Мой сон кривой, как бумеранг, летит-свистит в прохладном небе, летит и крутится по часовой. А анемичное светило, что на крыши выползает, чуть касается его спины. Вот что-то лопнуло и с треском разлетелось на куски, пошло кругами над моей головой. Летят цветные бумеранги, по спирали возвращаются сны.

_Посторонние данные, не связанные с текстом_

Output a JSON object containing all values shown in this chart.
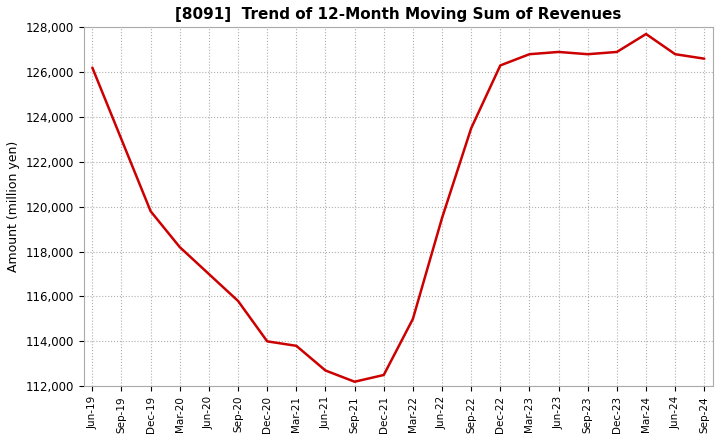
{
  "title": "[8091]  Trend of 12-Month Moving Sum of Revenues",
  "ylabel": "Amount (million yen)",
  "line_color": "#cc0000",
  "background_color": "#ffffff",
  "grid_color": "#b0b0b0",
  "ylim": [
    112000,
    128000
  ],
  "yticks": [
    112000,
    114000,
    116000,
    118000,
    120000,
    122000,
    124000,
    126000,
    128000
  ],
  "x_labels": [
    "Jun-19",
    "Sep-19",
    "Dec-19",
    "Mar-20",
    "Jun-20",
    "Sep-20",
    "Dec-20",
    "Mar-21",
    "Jun-21",
    "Sep-21",
    "Dec-21",
    "Mar-22",
    "Jun-22",
    "Sep-22",
    "Dec-22",
    "Mar-23",
    "Jun-23",
    "Sep-23",
    "Dec-23",
    "Mar-24",
    "Jun-24",
    "Sep-24"
  ],
  "values": [
    126200,
    123000,
    119800,
    118200,
    117000,
    115800,
    114000,
    113800,
    112700,
    112200,
    112500,
    115000,
    119500,
    123500,
    126300,
    126800,
    126900,
    126800,
    126900,
    127700,
    126800,
    126600
  ],
  "title_fontsize": 11,
  "ylabel_fontsize": 9,
  "tick_fontsize": 8.5,
  "xtick_fontsize": 7.5,
  "line_width": 1.8
}
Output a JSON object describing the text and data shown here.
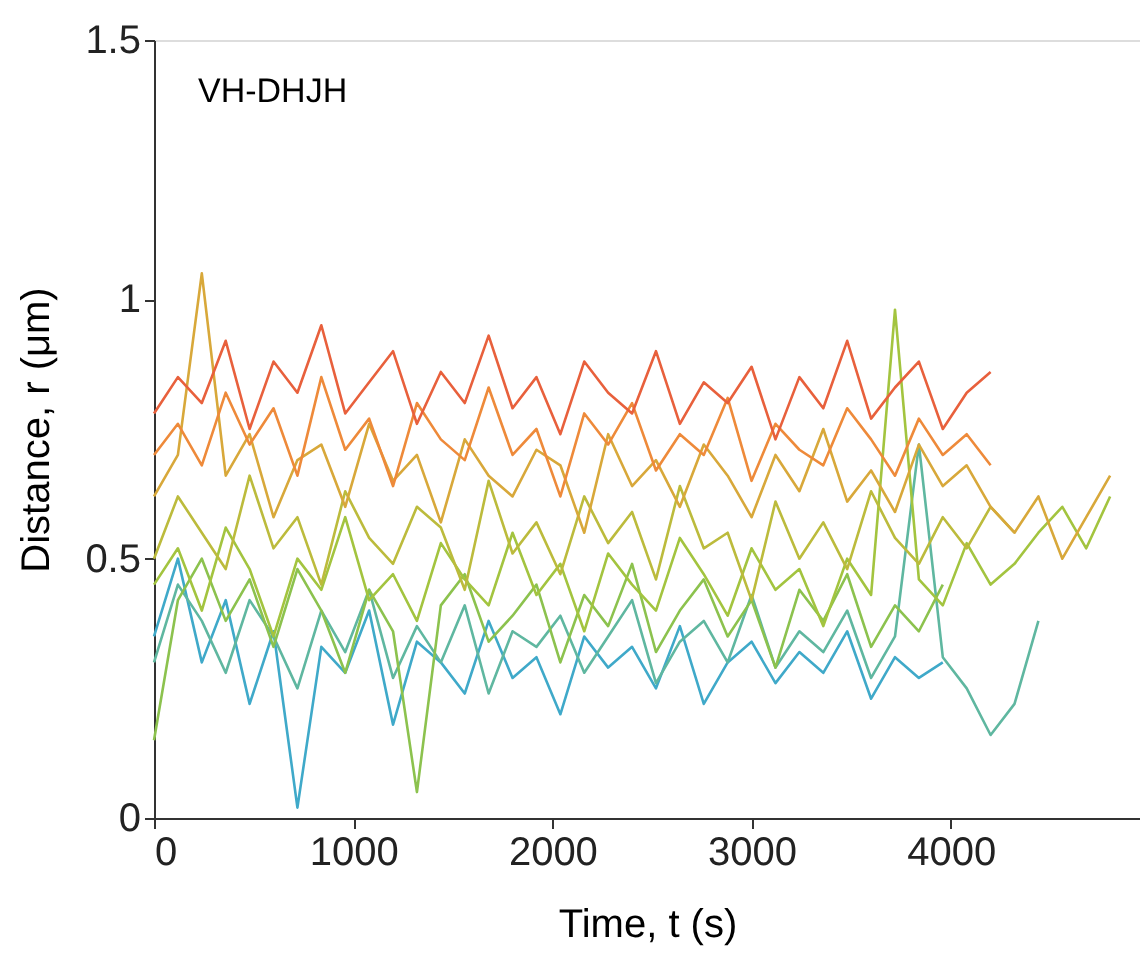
{
  "chart_data": {
    "type": "line",
    "xlabel": "Time, t (s)",
    "ylabel": "Distance, r (μm)",
    "annotations": [
      "VH-DHJH"
    ],
    "x": [
      0,
      120,
      240,
      360,
      480,
      600,
      720,
      840,
      960,
      1080,
      1200,
      1320,
      1440,
      1560,
      1680,
      1800,
      1920,
      2040,
      2160,
      2280,
      2400,
      2520,
      2640,
      2760,
      2880,
      3000,
      3120,
      3240,
      3360,
      3480,
      3600,
      3720,
      3840,
      3960,
      4080,
      4200,
      4320,
      4440,
      4560,
      4680,
      4800
    ],
    "xlim": [
      0,
      4950
    ],
    "xticks": [
      0,
      1000,
      2000,
      3000,
      4000
    ],
    "ylim": [
      0,
      1.5
    ],
    "yticks": [
      0,
      0.5,
      1,
      1.5
    ],
    "grid": false,
    "legend": false,
    "line_style": "solid",
    "marker": "none",
    "series": [
      {
        "color": "#3fa9c9",
        "values": [
          0.35,
          0.5,
          0.3,
          0.42,
          0.22,
          0.36,
          0.02,
          0.33,
          0.28,
          0.4,
          0.18,
          0.34,
          0.3,
          0.24,
          0.38,
          0.27,
          0.31,
          0.2,
          0.35,
          0.29,
          0.33,
          0.25,
          0.37,
          0.22,
          0.3,
          0.34,
          0.26,
          0.32,
          0.28,
          0.36,
          0.23,
          0.31,
          0.27,
          0.3,
          null,
          null,
          null,
          null,
          null,
          null,
          null
        ]
      },
      {
        "color": "#5fb7a0",
        "values": [
          0.3,
          0.45,
          0.38,
          0.28,
          0.42,
          0.35,
          0.25,
          0.4,
          0.32,
          0.44,
          0.27,
          0.37,
          0.3,
          0.41,
          0.24,
          0.36,
          0.33,
          0.39,
          0.28,
          0.35,
          0.42,
          0.26,
          0.34,
          0.38,
          0.3,
          0.43,
          0.29,
          0.36,
          0.32,
          0.4,
          0.27,
          0.35,
          0.72,
          0.31,
          0.25,
          0.16,
          0.22,
          0.38,
          null,
          null,
          null
        ]
      },
      {
        "color": "#8cc24e",
        "values": [
          0.15,
          0.42,
          0.5,
          0.38,
          0.46,
          0.33,
          0.48,
          0.4,
          0.28,
          0.44,
          0.36,
          0.05,
          0.41,
          0.47,
          0.34,
          0.39,
          0.45,
          0.3,
          0.43,
          0.37,
          0.49,
          0.32,
          0.4,
          0.46,
          0.35,
          0.42,
          0.29,
          0.44,
          0.38,
          0.47,
          0.33,
          0.41,
          0.36,
          0.45,
          null,
          null,
          null,
          null,
          null,
          null,
          null
        ]
      },
      {
        "color": "#a3c43f",
        "values": [
          0.45,
          0.52,
          0.4,
          0.56,
          0.48,
          0.35,
          0.5,
          0.44,
          0.58,
          0.42,
          0.47,
          0.38,
          0.53,
          0.46,
          0.41,
          0.55,
          0.43,
          0.49,
          0.36,
          0.51,
          0.45,
          0.4,
          0.54,
          0.47,
          0.39,
          0.52,
          0.44,
          0.48,
          0.37,
          0.5,
          0.43,
          0.98,
          0.46,
          0.41,
          0.53,
          0.45,
          0.49,
          0.55,
          0.6,
          0.52,
          0.62
        ]
      },
      {
        "color": "#bcbb3c",
        "values": [
          0.5,
          0.62,
          0.55,
          0.48,
          0.66,
          0.52,
          0.58,
          0.45,
          0.63,
          0.54,
          0.49,
          0.6,
          0.56,
          0.44,
          0.65,
          0.51,
          0.57,
          0.47,
          0.62,
          0.53,
          0.59,
          0.46,
          0.64,
          0.52,
          0.55,
          0.42,
          0.61,
          0.5,
          0.57,
          0.48,
          0.63,
          0.54,
          0.49,
          0.58,
          0.52,
          0.6,
          0.55,
          null,
          null,
          null,
          null
        ]
      },
      {
        "color": "#d8a83a",
        "values": [
          0.62,
          0.7,
          1.05,
          0.66,
          0.74,
          0.58,
          0.69,
          0.72,
          0.6,
          0.76,
          0.65,
          0.7,
          0.57,
          0.73,
          0.66,
          0.62,
          0.71,
          0.68,
          0.55,
          0.74,
          0.64,
          0.69,
          0.6,
          0.72,
          0.66,
          0.58,
          0.7,
          0.63,
          0.75,
          0.61,
          0.67,
          0.59,
          0.72,
          0.64,
          0.68,
          0.6,
          0.55,
          0.62,
          0.5,
          0.58,
          0.66
        ]
      },
      {
        "color": "#ee8a3a",
        "values": [
          0.7,
          0.76,
          0.68,
          0.82,
          0.72,
          0.79,
          0.66,
          0.85,
          0.71,
          0.77,
          0.64,
          0.8,
          0.73,
          0.69,
          0.83,
          0.7,
          0.75,
          0.62,
          0.78,
          0.72,
          0.8,
          0.67,
          0.74,
          0.7,
          0.81,
          0.65,
          0.76,
          0.71,
          0.68,
          0.79,
          0.73,
          0.66,
          0.77,
          0.7,
          0.74,
          0.68,
          null,
          null,
          null,
          null,
          null
        ]
      },
      {
        "color": "#e8603c",
        "values": [
          0.78,
          0.85,
          0.8,
          0.92,
          0.75,
          0.88,
          0.82,
          0.95,
          0.78,
          0.84,
          0.9,
          0.76,
          0.86,
          0.8,
          0.93,
          0.79,
          0.85,
          0.74,
          0.88,
          0.82,
          0.78,
          0.9,
          0.76,
          0.84,
          0.8,
          0.87,
          0.73,
          0.85,
          0.79,
          0.92,
          0.77,
          0.83,
          0.88,
          0.75,
          0.82,
          0.86,
          null,
          null,
          null,
          null,
          null
        ]
      }
    ]
  }
}
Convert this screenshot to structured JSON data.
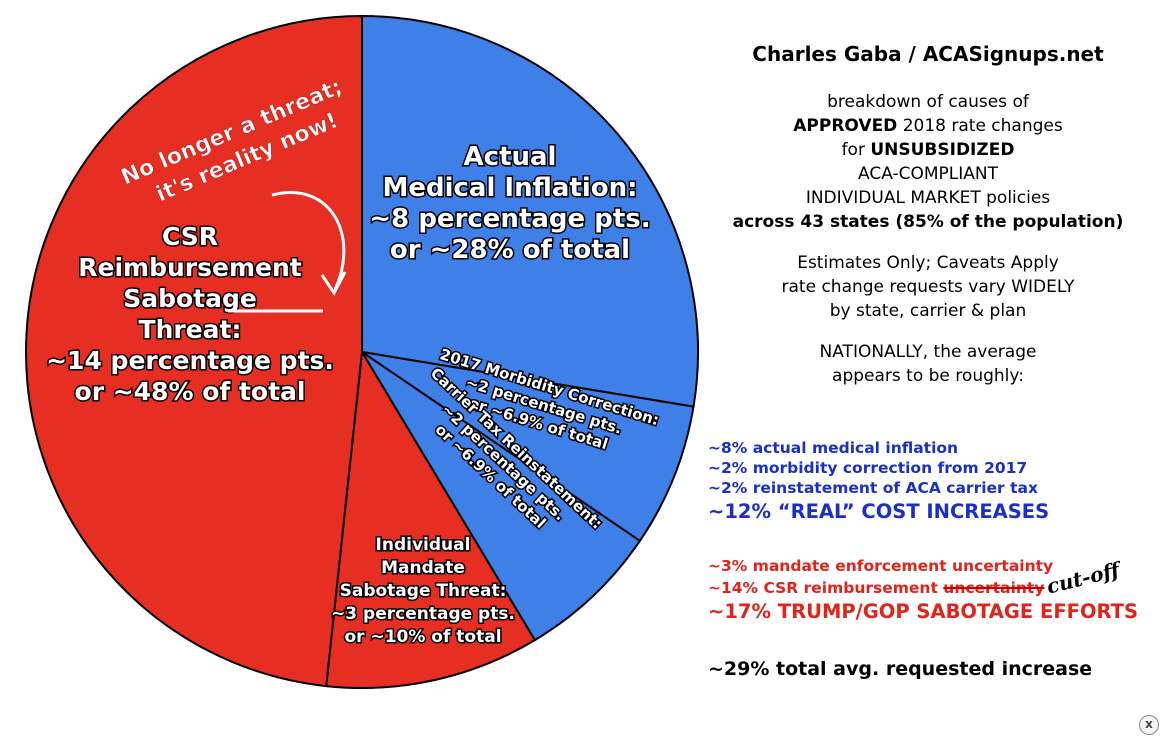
{
  "chart_data": {
    "type": "pie",
    "slices": [
      {
        "name": "Actual Medical Inflation",
        "pct": 27.6,
        "color": "#3e7fe8",
        "label_lines": [
          "Actual",
          "Medical Inflation:",
          "~8 percentage pts.",
          "or ~28% of total"
        ]
      },
      {
        "name": "2017 Morbidity Correction",
        "pct": 6.9,
        "color": "#3e7fe8",
        "label_lines": [
          "2017 Morbidity Correction:",
          "~2 percentage pts.",
          "or ~6.9% of total"
        ]
      },
      {
        "name": "Carrier Tax Reinstatement",
        "pct": 6.9,
        "color": "#3e7fe8",
        "label_lines": [
          "Carrier Tax Reinstatement:",
          "~2 percentage pts.",
          "or ~6.9% of total"
        ]
      },
      {
        "name": "Individual Mandate Sabotage Threat",
        "pct": 10.3,
        "color": "#e62e22",
        "label_lines": [
          "Individual",
          "Mandate",
          "Sabotage Threat:",
          "~3 percentage pts.",
          "or ~10% of total"
        ]
      },
      {
        "name": "CSR Reimbursement Sabotage",
        "pct": 48.3,
        "color": "#e62e22",
        "label_lines": [
          "CSR",
          "Reimbursement",
          "Sabotage",
          "Threat:",
          "~14 percentage pts.",
          "or ~48% of total"
        ]
      }
    ],
    "annotation": [
      "No longer a threat;",
      "it's reality now!"
    ]
  },
  "sidebar": {
    "title": "Charles Gaba / ACASignups.net",
    "desc1": "breakdown of causes of",
    "desc2_bold": "APPROVED",
    "desc2_rest": " 2018 rate changes",
    "desc3_pre": "for ",
    "desc3_bold": "UNSUBSIDIZED",
    "desc4": "ACA-COMPLIANT",
    "desc5": "INDIVIDUAL MARKET policies",
    "desc6": "across 43 states (85% of the population)",
    "est1": "Estimates Only; Caveats Apply",
    "est2": "rate change requests vary WIDELY",
    "est3": "by state, carrier & plan",
    "nat1": "NATIONALLY, the average",
    "nat2": "appears to be roughly:"
  },
  "lists": {
    "blue1": "~8% actual medical inflation",
    "blue2": "~2% morbidity correction from 2017",
    "blue3": "~2% reinstatement of ACA carrier tax",
    "blue_total": "~12% “REAL” COST INCREASES",
    "red1": "~3% mandate enforcement uncertainty",
    "red2_pre": "~14% CSR reimbursement ",
    "red2_strike": "uncertainty",
    "red2_hand": "cut-off",
    "red_total": "~17% TRUMP/GOP SABOTAGE EFFORTS",
    "grand_total": "~29% total avg. requested increase"
  },
  "close": {
    "glyph": "x"
  },
  "colors": {
    "blue": "#1a2fc8",
    "red": "#e2231a",
    "pie_blue": "#3e7fe8",
    "pie_red": "#e62e22"
  }
}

А у Миклухо у Маклая табакерка золотая, доски белые под ноги легли. И патлы чёрные Миклухины солёные ветра теребят. Они несут с собою легкое цветочное дыхание зелёной папуасьей земли, Той, что оставила Маклаю только день и только ночь до себя.
Над чёрною волною взойдёт Луна, Бронзовое ухо серьга оттянет. Небо надкуси и испей до дна Чашу посвящения в островитяне.
Мой мир закупорен снаружи, стыл и сер, как дождь в лесу, сырые стены обступили меня. Я щёлкал клювом, топал крабом и, естественно, остался один. Я всё пытаюсь разглядеть седьмое небо сквозь стекло, но вижу только мох на серых камнях. Когда ж поднимешь ты невзрачный сей сосуд, случайный мой Аладдин?
Пока я слушаю в пол-уха и в полглаза наблюдаю, жёлтый листик уплывет по реке. Исчезнет за морем кораблик, только мачты растворятся в дали. И что останется Миклухо и, естественно, Маклаю? – Золотая табакерка в руке, Седьмое небо за кормой и семь шагов до папуасьей земли.
Слушай и считай, сколько раз «ку-ку», Сколько нам до счастия насчитала Розовая птица на сером суку, Сбейся посреди, и считай сначала.